Cryptography, competition and national mobilization
The immediate fear is systemic: encrypted archives and long‑lived secrets could suddenly be exposed. In response, the U.S. National Security Agency urged agencies to migrate to post‑quantum cryptography in 2023. Governments are not standing idle. China has listed quantum information among priority frontiers in its 14th Five‑Year Plan; the EU runs a Quantum Flagship program; and it has been reported that U.S. lawmakers have approved more than $1.2 billion in bipartisan funding for quantum research.

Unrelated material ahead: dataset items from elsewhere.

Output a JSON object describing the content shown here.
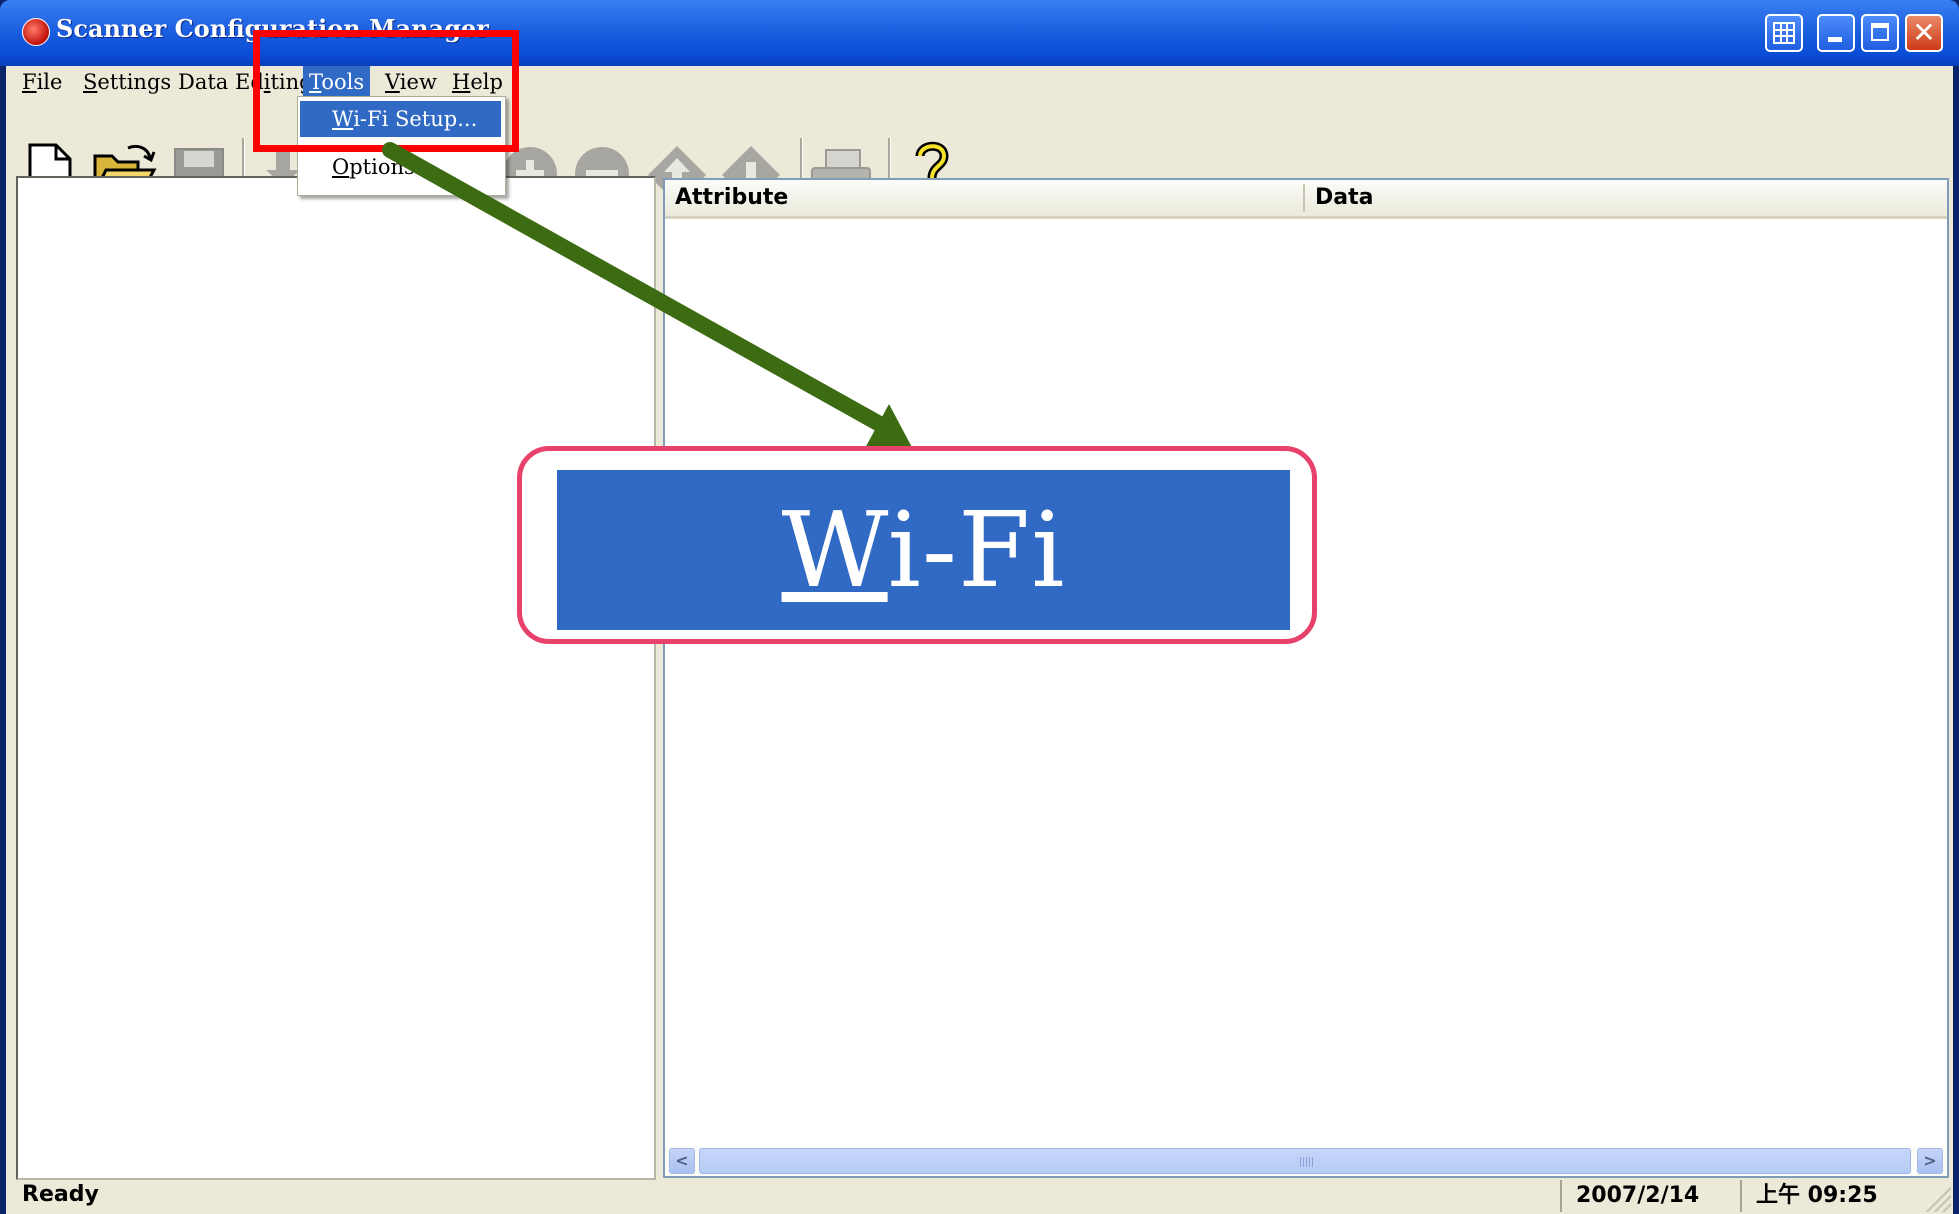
{
  "window": {
    "title": "Scanner Configuration Manager"
  },
  "menubar": {
    "items": [
      "File",
      "Settings",
      "Data Editing",
      "Tools",
      "View",
      "Help"
    ]
  },
  "tools_menu": {
    "items": [
      {
        "underline": "W",
        "rest": "i-Fi Setup..."
      },
      {
        "underline": "O",
        "rest": "ptions..."
      }
    ]
  },
  "list": {
    "columns": [
      "Attribute",
      "Data"
    ]
  },
  "statusbar": {
    "text": "Ready",
    "date": "2007/2/14",
    "time": "上午 09:25"
  },
  "callout": {
    "underline": "W",
    "rest": "i-Fi Setup..."
  },
  "colors": {
    "highlight": "#316ac5",
    "annotation_box": "#ff0000",
    "arrow": "#3d6b12",
    "callout_frame": "#e8426b"
  },
  "toolbar": {
    "icons": [
      "new-document-icon",
      "open-folder-icon",
      "save-disk-icon",
      "download-icon",
      "add-circle-icon",
      "remove-circle-icon",
      "move-up-icon",
      "move-down-icon",
      "print-icon",
      "help-question-icon"
    ]
  }
}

Export controls matter too — in 2022 the U.S. placed advanced quantum tools on a restricted list, tightening technology flows to China and sharpening the geopolitical stakes.
Two camps, many technical routes
The race is as much about physics and engineering as it is about funding. Superconducting qubits—pursued by Google, IBM, Intel and China’s Origin Quantum (本源量子)—leverage existing semiconductor know‑how but demand extreme cryogenics and face coherence limits. Photonic approaches, championed by teams including Pan Jianwei (潘建伟) at the University of Science and Technology of China (中国科学技术大学), promise room‑temperature operation and long coherence for certain tasks. It has been reported that in late 2024 Google and the University of Science and Technology of China each unveiled roughly 105‑qubit processors, underscoring how different architectures are advancing in parallel. Reportedly, firms such as Microsoft and IBM are chasing error‑correction breakthroughs that could tilt the field again.
China’s longtime buildup and the longer view
China’s quantum push has deep roots—from early pioneers like Guo Guangcan (郭光灿) to startups such as Origin Quantum. It has been reported that China achieved a series of high‑profile milestones in 2024–2025, including claims of new processors and prototype systems described as demonstrating quantum advantage. Caveats remain: qubit counts alone are an incomplete metric; coherence times, gate fidelity and system integration matter more for meaningful applications. So will quantum chips become an “atomic bomb” of the information age? Not in a single flash. But as a strategic capability they can create asymmetric advantage, disrupt encryption, accelerate material and drug discovery, and redraw tech geopolitics — and that is why nations are racing to master them.